The biggest inflation spike in 30 years isn’t over, and New Hampshire consumers should expect prices to keep climbing.
The federal Labor Department reported Wednesday that the consumer price index, which is a collection of products ranging from gasoline and health care to groceries and rents, rose 6.2 percent from a year ago, the fastest surge in prices since December 1990.
“It’s not good, and it’s gonna be with us for a while, and it will probably get a little worse,” said John Dumais, CEO and president of the New Hampshire Grocers Association.
Dumais blamed the usual COVID-19 suspects – a lack of available workers, higher gas prices, and infection-related shutdowns for the higher prices.
“The list goes on and on,” Dumais said.
According to the Associated Press, the high inflation is eroding the strong gains in wages and salaries that have flowed to America’s workers in recent months. Americans are now spending 15 percent more on goods than before the pandemic, according to reports. Ports, trucking companies, and railroads can’t keep up, and the resulting bottlenecks are swelling prices.
Surging inflation has broadened beyond pandemic-disrupted industries into the many services that Americans spend money on, notably for restaurant meals, rental apartments and medical services, which jumped 0.5 percent in October.
Those numbers are very different from the message of the Biden administration, which has spent months insisting inflation is “transitory.” President Joe Biden also rejects analysis from economists saying the trillions in new federal spending Democrats have passed this year is creating demand that’s driving prices even higher.
Sen. Joe Manchin (D-W.V.) is worried. “By all accounts, the threat posed by record inflation to the American people is not “transitory” and is instead getting worse. From the grocery store to the gas pump, Americans know the inflation tax is real and D.C. can no longer ignore the economic pain Americans feel every day,” Manchin said.

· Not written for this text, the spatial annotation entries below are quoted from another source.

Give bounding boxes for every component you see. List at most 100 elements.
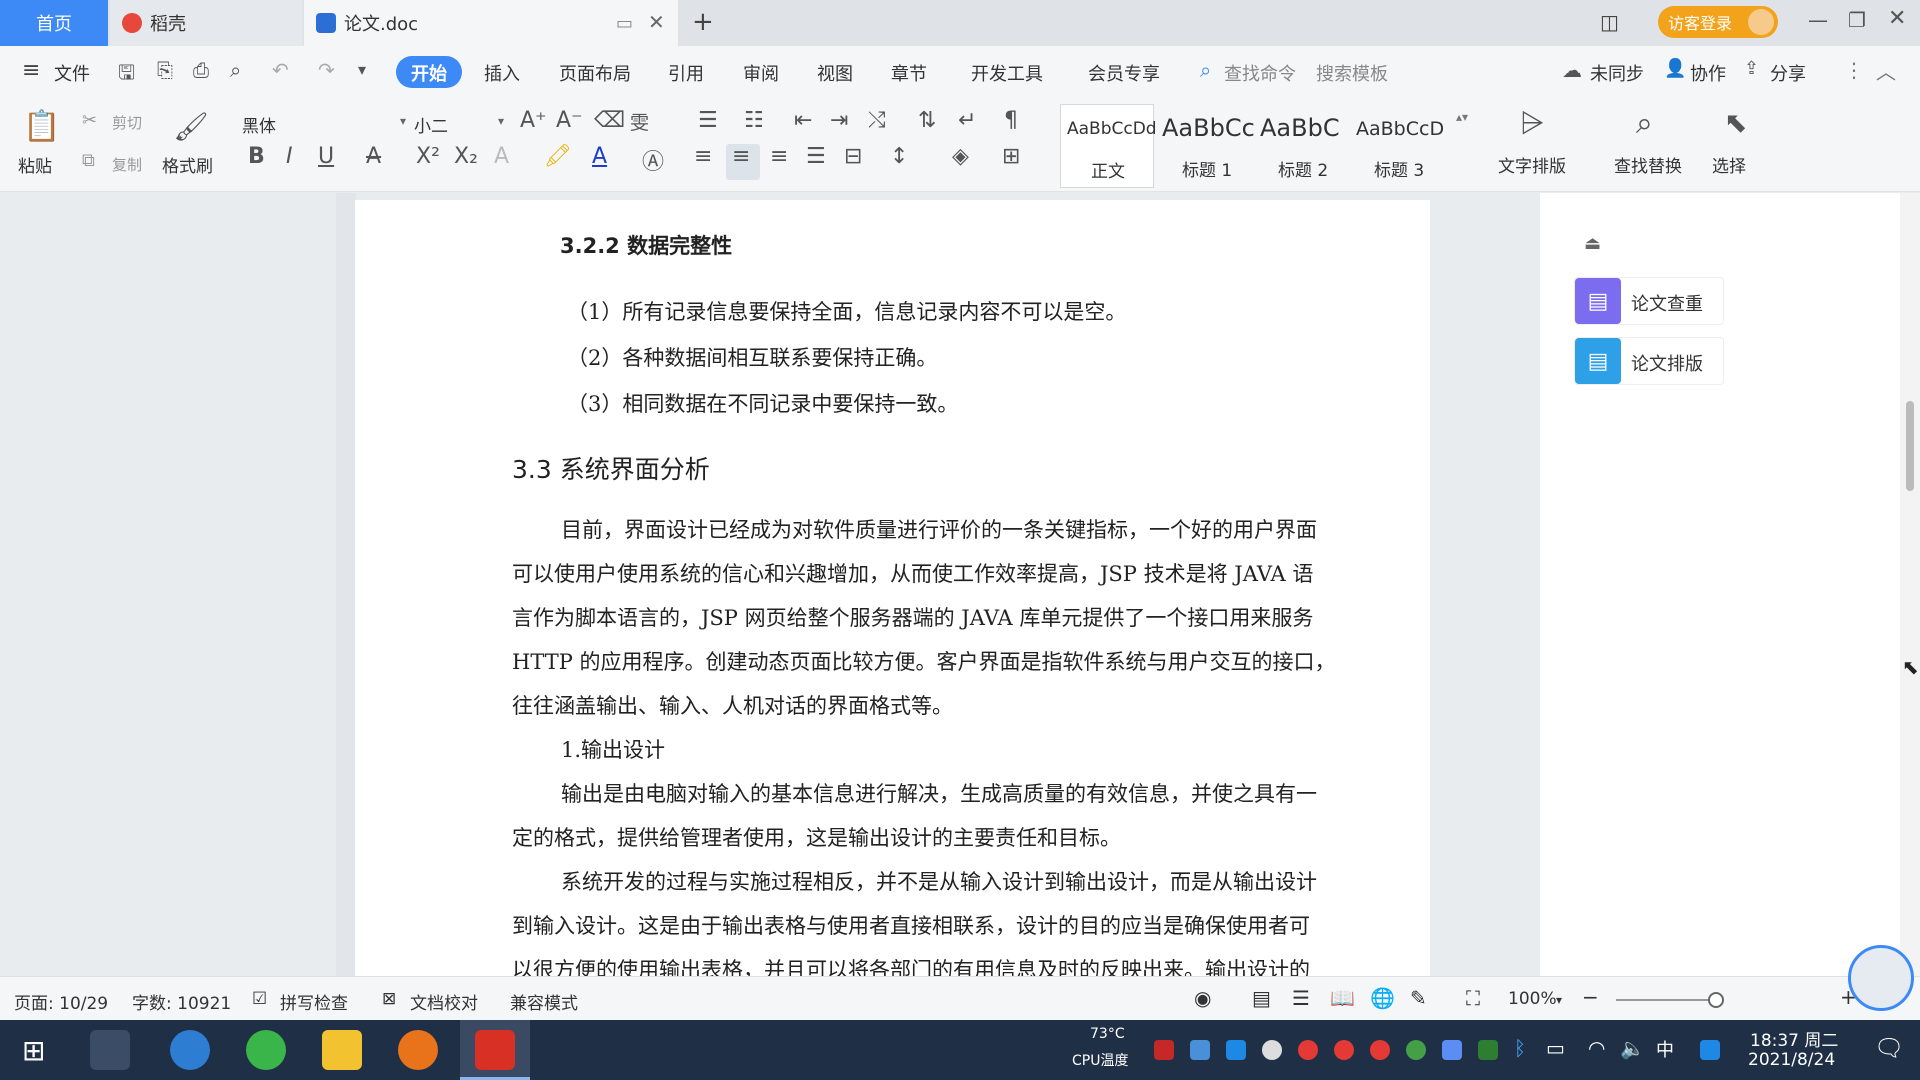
select-label[interactable]: 选择 (1712, 152, 1746, 177)
tray-app-icon[interactable] (1406, 1040, 1426, 1060)
collaborate-button[interactable]: 协作 (1690, 60, 1726, 86)
cut-label[interactable]: 剪切 (112, 112, 142, 133)
copy-icon[interactable]: ⧉ (82, 150, 95, 171)
doc-proof-button[interactable]: 文档校对 (410, 989, 478, 1014)
reading-view-icon[interactable]: 📖 (1330, 986, 1355, 1010)
word-count[interactable]: 字数: 10921 (132, 989, 231, 1014)
close-tab-icon[interactable]: ✕ (648, 10, 665, 34)
outline-view-icon[interactable]: ☰ (1292, 986, 1310, 1010)
bullet-list-icon[interactable]: ☰ (698, 108, 718, 133)
menu-review[interactable]: 审阅 (743, 60, 779, 86)
text-direction-icon[interactable]: ⤭ (868, 108, 886, 133)
style-heading-1[interactable]: AaBbCc 标题 1 (1160, 104, 1255, 188)
char-border-icon[interactable]: Ⓐ (642, 144, 664, 176)
clock-date[interactable]: 2021/8/24 (1748, 1050, 1835, 1070)
align-left-icon[interactable]: ≡ (694, 144, 712, 169)
app-icon[interactable] (90, 1030, 130, 1070)
menu-start[interactable]: 开始 (411, 60, 447, 86)
justify-icon[interactable]: ☰ (806, 144, 826, 169)
sort-icon[interactable]: ⇅ (918, 108, 936, 133)
qq-icon[interactable] (1370, 1040, 1390, 1060)
italic-icon[interactable]: I (286, 144, 293, 169)
menu-chapter[interactable]: 章节 (891, 60, 927, 86)
bold-icon[interactable]: B (248, 144, 265, 169)
menu-references[interactable]: 引用 (668, 60, 704, 86)
cut-icon[interactable]: ✂ (82, 110, 97, 131)
file-explorer-icon[interactable] (322, 1030, 362, 1070)
battery-icon[interactable]: ▭ (1546, 1036, 1565, 1060)
fit-page-icon[interactable]: ⛶ (1466, 986, 1480, 1010)
menu-view[interactable]: 视图 (817, 60, 853, 86)
font-color-icon[interactable]: A (592, 144, 607, 169)
qq-icon[interactable] (1334, 1040, 1354, 1060)
menu-page-layout[interactable]: 页面布局 (559, 60, 631, 86)
shading-icon[interactable]: ◈ (952, 144, 969, 169)
panel-collapse-icon[interactable]: ⏏ (1584, 233, 1601, 254)
find-command-input[interactable]: 查找命令 (1224, 60, 1296, 86)
pinyin-guide-icon[interactable]: 雯 (630, 108, 649, 135)
search-template-link[interactable]: 搜索模板 (1316, 60, 1388, 86)
strikethrough-icon[interactable]: A (366, 144, 381, 169)
web-view-icon[interactable]: 🌐 (1370, 986, 1395, 1010)
paper-layout-button[interactable]: ▤ 论文排版 (1574, 337, 1724, 385)
redo-icon[interactable]: ↷ (318, 58, 335, 82)
tray-app-icon[interactable] (1442, 1040, 1462, 1060)
zoom-level[interactable]: 100% (1508, 989, 1557, 1009)
shield-icon[interactable] (1226, 1040, 1246, 1060)
tab-home[interactable]: 首页 (0, 0, 108, 46)
distribute-icon[interactable]: ⊟ (844, 144, 862, 169)
undo-icon[interactable]: ↶ (272, 58, 289, 82)
zoom-out-icon[interactable]: − (1582, 985, 1599, 1009)
menu-developer[interactable]: 开发工具 (971, 60, 1043, 86)
subscript-icon[interactable]: X₂ (454, 144, 478, 169)
clear-format-icon[interactable]: ⌫ (594, 108, 625, 133)
find-replace-label[interactable]: 查找替换 (1614, 152, 1682, 177)
file-menu[interactable]: 文件 (54, 60, 90, 86)
clock-time[interactable]: 18:37 周二 (1750, 1026, 1838, 1051)
menu-member[interactable]: 会员专享 (1088, 60, 1160, 86)
close-window-icon[interactable]: ✕ (1888, 6, 1906, 31)
text-layout-label[interactable]: 文字排版 (1498, 152, 1566, 177)
paste-label[interactable]: 粘贴 (18, 152, 52, 177)
qq-icon[interactable] (1298, 1040, 1318, 1060)
format-painter-label[interactable]: 格式刷 (162, 152, 213, 177)
sync-status[interactable]: 未同步 (1590, 60, 1644, 86)
scrollbar-thumb[interactable] (1906, 401, 1914, 491)
nvidia-icon[interactable] (1478, 1040, 1498, 1060)
restore-icon[interactable]: ❐ (1848, 8, 1866, 32)
minimize-icon[interactable]: — (1808, 8, 1828, 32)
customize-icon[interactable]: ▾ (358, 60, 366, 79)
menu-insert[interactable]: 插入 (484, 60, 520, 86)
vertical-scrollbar[interactable] (1900, 193, 1920, 976)
volume-icon[interactable]: 🔈 (1620, 1036, 1645, 1060)
layout-toggle-icon[interactable]: ◫ (1600, 10, 1619, 34)
line-break-icon[interactable]: ↵ (958, 108, 976, 133)
grow-font-icon[interactable]: A⁺ (520, 108, 547, 133)
action-center-icon[interactable]: 🗨 (1874, 1034, 1904, 1062)
notification-bell-icon[interactable] (1262, 1040, 1282, 1060)
collapse-ribbon-icon[interactable]: ︿ (1876, 56, 1896, 85)
zoom-slider-thumb[interactable] (1708, 992, 1724, 1008)
chevron-down-icon[interactable]: ▾ (1556, 993, 1562, 1007)
ime-indicator[interactable]: 中 (1656, 1036, 1674, 1062)
new-tab-icon[interactable]: + (692, 7, 714, 37)
highlight-icon[interactable]: 🖍 (544, 144, 572, 169)
show-marks-icon[interactable]: ¶ (1004, 108, 1018, 133)
page-view-icon[interactable]: ▤ (1252, 986, 1271, 1010)
numbered-list-icon[interactable]: ☷ (744, 108, 764, 133)
ie-browser-icon[interactable] (170, 1030, 210, 1070)
style-heading-2[interactable]: AaBbC 标题 2 (1258, 104, 1352, 188)
paper-check-button[interactable]: ▤ 论文查重 (1574, 277, 1724, 325)
style-normal[interactable]: AaBbCcDd 正文 (1060, 104, 1157, 188)
font-size-select[interactable]: 小二 ▾ (410, 110, 508, 137)
select-cursor-icon[interactable]: ⬉ (1724, 106, 1747, 139)
tray-app-icon[interactable] (1154, 1040, 1174, 1060)
zoom-slider-track[interactable] (1616, 999, 1716, 1001)
share-button[interactable]: 分享 (1770, 60, 1806, 86)
format-painter-icon[interactable]: 🖌 (173, 106, 209, 146)
write-mode-icon[interactable]: ✎ (1410, 986, 1427, 1010)
font-family-select[interactable]: 黑体 ▾ (236, 110, 410, 137)
find-replace-icon[interactable]: ⌕ (1636, 106, 1653, 141)
decrease-indent-icon[interactable]: ⇤ (794, 108, 812, 133)
tab-document[interactable]: 论文.doc ▭ ✕ (304, 0, 678, 46)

In New Hampshire, the inflation spike means higher grocery prices, and increases in basic entertainment costs. Nick Koloski, a Claremont restaurant owner, said the prices spikes mean slimmer margins for businesses that are already struggling to keep customers coming in.
“The inflation is as it’s been, one thing after another, as far as price increases,” Koloski said.
While customers can scale back as prices go up, businesses are not in the same position, he said.
“The general public not in the restaurant industry just says ‘Well, we are going to pause going out to dine,’” Koloski said.
Business owners do not have that option, Koloski said. They face increasing pressure to keep prices down in order to attract customers.
“We have held the line on increasing (prices) as every time we do menu updates that also has a cost associated,” Koloski said.
Dumais said New Hampshire customers should expect fewer options and increased prices as they begin shopping for Thanksgiving and Christmas dinners. That’s not a supply issue, but a supply-chain issue.
“The good news is we have plenty of food. We just can’t get it to the consumer,” Dumais said.
In the near term, that means seasonal items — fall pumpkin-spice flavored products, for example — might not be as available as in past years. Most sellers will have plenty of the regular products and regular sizes, he said. Still, the U.S. is ahead of other countries in that there is plenty of food, despite transportation problems.
“It’s not as bad as we’ve seen in other countries,” he said.
Dumais said U.S. consumers should still expect to be able to buy the staples throughout the holiday season, though they might want to adjust their buying habits to help avoid panic buying.
“Something we can’t control is human nature,” Dumais said.
Like last year’s toilet paper shortage, which Dumais said was driven largely by panic-buying, people should be careful not to fall into another consumer-induced shortage. People should try to shop week-to-week, with maybe buying a small surplus.
“Go weekly for what you use in a week’s time, plus 10 percent stocking amount and build that inventory over time,” he said. “If everybody was to do that, there would be enough for everybody.”